Immediately after it happened ... Like my stomach just like clenched up and when that happens... Like I could not stand up like I had to lie down. Lifestyle-wise definitely Crohn's could affect me a lot in terms of there might be a time where I can't do what I want to do because I have to worry about being able to pay for medication. I have to work in this area like I can't just like start working at the company I want to work for. Obviously there's a lot of jobs in Canada but there's also a lot of jobs outside of Canada and the company I want to want to work for in particular is in the states.

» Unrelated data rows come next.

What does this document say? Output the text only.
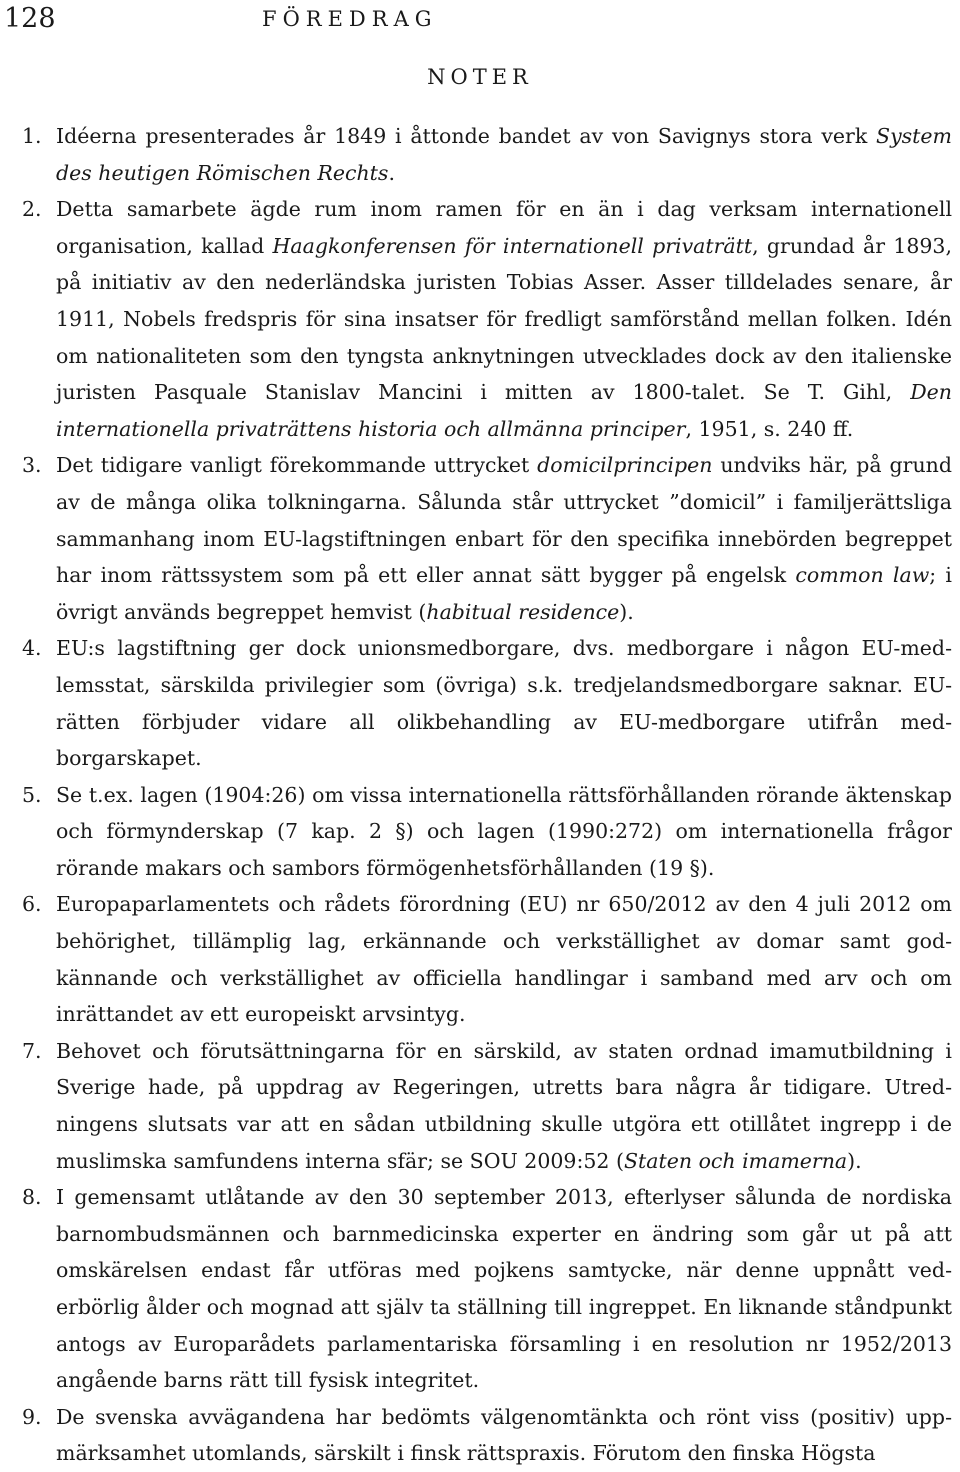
128	FÖREDRAG
NOTER
1. Idéerna presenterades år 1849 i åttonde bandet av von Savignys stora verk System des heutigen Römischen Rechts.
2. Detta samarbete ägde rum inom ramen för en än i dag verksam internationell organisation, kallad Haagkonferensen för internationell privaträtt, grundad år 1893, på initiativ av den nederländska juristen Tobias Asser. Asser tilldelades senare, år 1911, Nobels fredspris för sina insatser för fredligt samförstånd mellan folken. Idén om nationaliteten som den tyngsta anknytningen utvecklades dock av den italienske juristen Pasquale Stanislav Mancini i mitten av 1800-talet. Se T. Gihl, Den internationella privaträttens historia och allmänna principer, 1951, s. 240 ff.
3. Det tidigare vanligt förekommande uttrycket domicilprincipen undviks här, på grund av de många olika tolkningarna. Sålunda står uttrycket ”domicil” i familjerättsliga sammanhang inom EU-lagstiftningen enbart för den specifika innebörden begreppet har inom rättssystem som på ett eller annat sätt bygger på engelsk common law; i övrigt används begreppet hemvist (habitual residence).
4. EU:s lagstiftning ger dock unionsmedborgare, dvs. medborgare i någon EU-medlemsstat, särskilda privilegier som (övriga) s.k. tredjelandsmedborgare saknar. EU-rätten förbjuder vidare all olikbehandling av EU-medborgare utifrån medborgarskapet.
5. Se t.ex. lagen (1904:26) om vissa internationella rättsförhållanden rörande äktenskap och förmynderskap (7 kap. 2 §) och lagen (1990:272) om internationella frågor rörande makars och sambors förmögenhetsförhållanden (19 §).
6. Europaparlamentets och rådets förordning (EU) nr 650/2012 av den 4 juli 2012 om behörighet, tillämplig lag, erkännande och verkställighet av domar samt godkännande och verkställighet av officiella handlingar i samband med arv och om inrättandet av ett europeiskt arvsintyg.
7. Behovet och förutsättningarna för en särskild, av staten ordnad imamutbildning i Sverige hade, på uppdrag av Regeringen, utretts bara några år tidigare. Utredningens slutsats var att en sådan utbildning skulle utgöra ett otillåtet ingrepp i de muslimska samfundens interna sfär; se SOU 2009:52 (Staten och imamerna).
8. I gemensamt utlåtande av den 30 september 2013, efterlyser sålunda de nordiska barnombudsmännen och barnmedicinska experter en ändring som går ut på att omskärelsen endast får utföras med pojkens samtycke, när denne uppnått vederbörlig ålder och mognad att själv ta ställning till ingreppet. En liknande ståndpunkt antogs av Europarådets parlamentariska församling i en resolution nr 1952/2013 angående barns rätt till fysisk integritet.
9. De svenska avvägandena har bedömts välgenomtänkta och rönt viss (positiv) uppmärksamhet utomlands, särskilt i finsk rättspraxis. Förutom den finska Högsta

Problem with that they don't have healthcare and the medication I'm on I have to take every eight weeks and it costs over thirty-six hundred dollars. I'm going to say that's somewhere like twenty... Twenty grand or more a year. I think growing up with it taught me a lot and like kind of shaped me into who I am today. I know I have something that has the possibility of setting me back but at the same time I don't want to let so it kind of like gives me a drive to do what I want to do. You don't have any stories. Tell me like a fun Crohn's story! I have so many ridiculous stories.

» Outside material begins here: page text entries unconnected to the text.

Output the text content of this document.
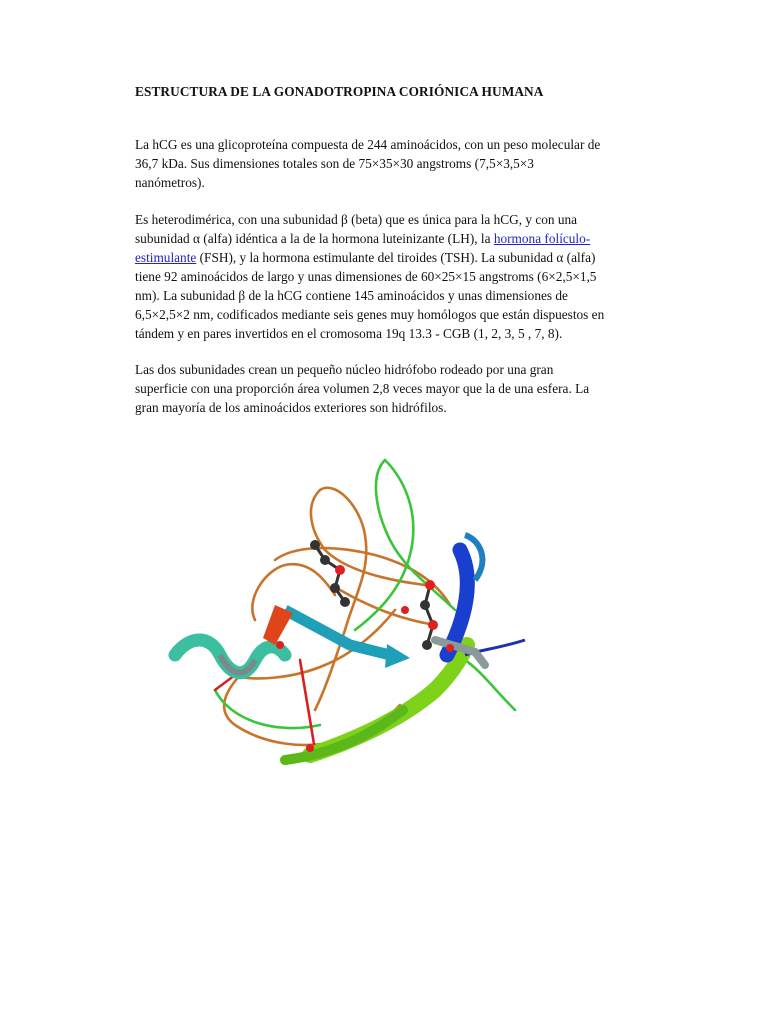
ESTRUCTURA DE LA GONADOTROPINA CORIÓNICA HUMANA
La hCG es una glicoproteína compuesta de 244 aminoácidos, con un peso molecular de
36,7 kDa. Sus dimensiones totales son de 75×35×30 angstroms (7,5×3,5×3
nanómetros).
Es heterodimérica, con una subunidad β (beta) que es única para la hCG, y con una
subunidad α (alfa) idéntica a la de la hormona luteinizante (LH), la hormona folículo-
estimulante (FSH), y la hormona estimulante del tiroides (TSH). La subunidad α (alfa)
tiene 92 aminoácidos de largo y unas dimensiones de 60×25×15 angstroms (6×2,5×1,5
nm). La subunidad β de la hCG contiene 145 aminoácidos y unas dimensiones de
6,5×2,5×2 nm, codificados mediante seis genes muy homólogos que están dispuestos en
tándem y en pares invertidos en el cromosoma 19q 13.3 - CGB (1, 2, 3, 5 , 7, 8).
Las dos subunidades crean un pequeño núcleo hidrófobo rodeado por una gran
superficie con una proporción área volumen 2,8 veces mayor que la de una esfera. La
gran mayoría de los aminoácidos exteriores son hidrófilos.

I don't have that many ridiculous stories. I've been really lucky cause like... Like I said from like 98 to 2010 my meds and everything worked.

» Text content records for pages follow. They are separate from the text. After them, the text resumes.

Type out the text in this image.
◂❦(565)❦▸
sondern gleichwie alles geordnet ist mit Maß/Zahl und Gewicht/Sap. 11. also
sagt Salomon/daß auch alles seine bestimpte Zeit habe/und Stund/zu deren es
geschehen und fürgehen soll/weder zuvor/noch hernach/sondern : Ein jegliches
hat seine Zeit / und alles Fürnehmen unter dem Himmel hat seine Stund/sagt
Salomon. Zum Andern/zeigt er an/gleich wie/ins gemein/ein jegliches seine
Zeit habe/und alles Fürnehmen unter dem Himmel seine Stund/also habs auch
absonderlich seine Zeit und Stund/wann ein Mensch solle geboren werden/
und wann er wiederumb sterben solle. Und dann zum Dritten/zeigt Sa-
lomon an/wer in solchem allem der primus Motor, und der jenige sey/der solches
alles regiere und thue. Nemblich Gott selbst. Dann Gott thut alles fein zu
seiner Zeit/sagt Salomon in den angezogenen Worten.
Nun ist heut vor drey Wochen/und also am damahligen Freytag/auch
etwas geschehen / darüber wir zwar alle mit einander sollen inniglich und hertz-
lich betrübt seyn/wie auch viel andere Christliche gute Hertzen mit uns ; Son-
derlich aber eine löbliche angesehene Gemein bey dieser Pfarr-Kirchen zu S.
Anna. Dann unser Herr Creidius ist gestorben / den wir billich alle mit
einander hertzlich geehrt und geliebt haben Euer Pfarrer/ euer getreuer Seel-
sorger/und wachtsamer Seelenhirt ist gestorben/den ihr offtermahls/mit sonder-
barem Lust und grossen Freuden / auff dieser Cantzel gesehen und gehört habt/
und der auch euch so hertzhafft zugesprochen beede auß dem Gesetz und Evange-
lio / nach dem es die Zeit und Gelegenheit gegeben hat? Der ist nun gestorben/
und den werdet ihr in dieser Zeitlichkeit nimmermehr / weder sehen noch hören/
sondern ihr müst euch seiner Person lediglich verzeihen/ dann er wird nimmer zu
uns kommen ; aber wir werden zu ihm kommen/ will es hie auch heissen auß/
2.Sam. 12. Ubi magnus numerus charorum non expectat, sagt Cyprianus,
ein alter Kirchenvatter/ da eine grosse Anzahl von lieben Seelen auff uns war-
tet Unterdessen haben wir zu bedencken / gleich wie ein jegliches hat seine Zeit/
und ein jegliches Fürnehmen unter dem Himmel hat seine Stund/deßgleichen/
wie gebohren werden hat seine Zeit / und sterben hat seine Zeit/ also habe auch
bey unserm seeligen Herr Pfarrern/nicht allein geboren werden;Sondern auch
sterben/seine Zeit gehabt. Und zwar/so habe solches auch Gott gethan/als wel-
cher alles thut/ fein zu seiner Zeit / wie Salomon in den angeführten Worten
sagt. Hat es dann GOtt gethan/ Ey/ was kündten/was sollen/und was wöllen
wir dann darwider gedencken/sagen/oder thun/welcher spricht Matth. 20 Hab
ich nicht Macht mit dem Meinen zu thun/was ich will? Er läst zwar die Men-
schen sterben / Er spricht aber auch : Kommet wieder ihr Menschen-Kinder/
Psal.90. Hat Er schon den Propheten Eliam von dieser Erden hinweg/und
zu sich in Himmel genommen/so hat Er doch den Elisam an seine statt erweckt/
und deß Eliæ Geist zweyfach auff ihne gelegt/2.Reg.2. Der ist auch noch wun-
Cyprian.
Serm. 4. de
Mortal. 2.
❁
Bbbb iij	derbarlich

So you don't have any like crazy... I don't have anything like insane like this one time I ate a tortilla chip and then I threw up for seven days type of story? No, not really. I've been really good with like not eating things because like I've never had a time when I've been able to actually risk having those times off. I have a boring Crohn's life. I mean I think that's a good thing..

But you're also missing like half the fun of Crohn's. Like if there was a fun side to Crohn's.. But it might be different too because you have an ostomy so like there's more things that can happen.... I guess I have a wider range of stories. Yeah. I have so many stories. People ask me all the time if there's a cure now would you take it? I don't know because I'm still ... Like I still don't have enough intestine so it wouldn't even really..

I need them to like 3D print me some more intestine which might actually happen. Could be like 15 years from now you could have a little robotic intestine. I don’t know if it’s robotic. Or like made out of weird plastic things. Yeah, so maybe but like.. I don't know... It works. Yeah for me I was like if it was one of those things where it’s like you could just be cured now but you’d still have the same experience I was like yes because it would take away a lot of those limitations like I'd be able to travel to places I want to go to and like gives you a bit more freedom than what you want to do but also.

And you could eat tortilla chips. I could. I could eat strawberries and like corn and peanuts. The three things I loved before I was diagnosed are the things I can't eat. But yeah if it took... Away the experiences though I don't think I would because it's like I don't know where I would be or who I would be without the experiences that I've gone through.

Yeah. And like the community and people I've met through it I think its opened a lot of doors and like opened up my like mind and like eyes to a lot of things. It's just like no I don't think I'd want to change those experiences. They say the sails depend on the height of the waves and they say we can't see that far because of the haze and they say it's getting warmer and it's just a phase but I won't believe them.

I won't believe them. They say that were not perfectly meant to be but if we don't fall crashing then we'll never see if we're a part of everything that will subside cause I would love to try.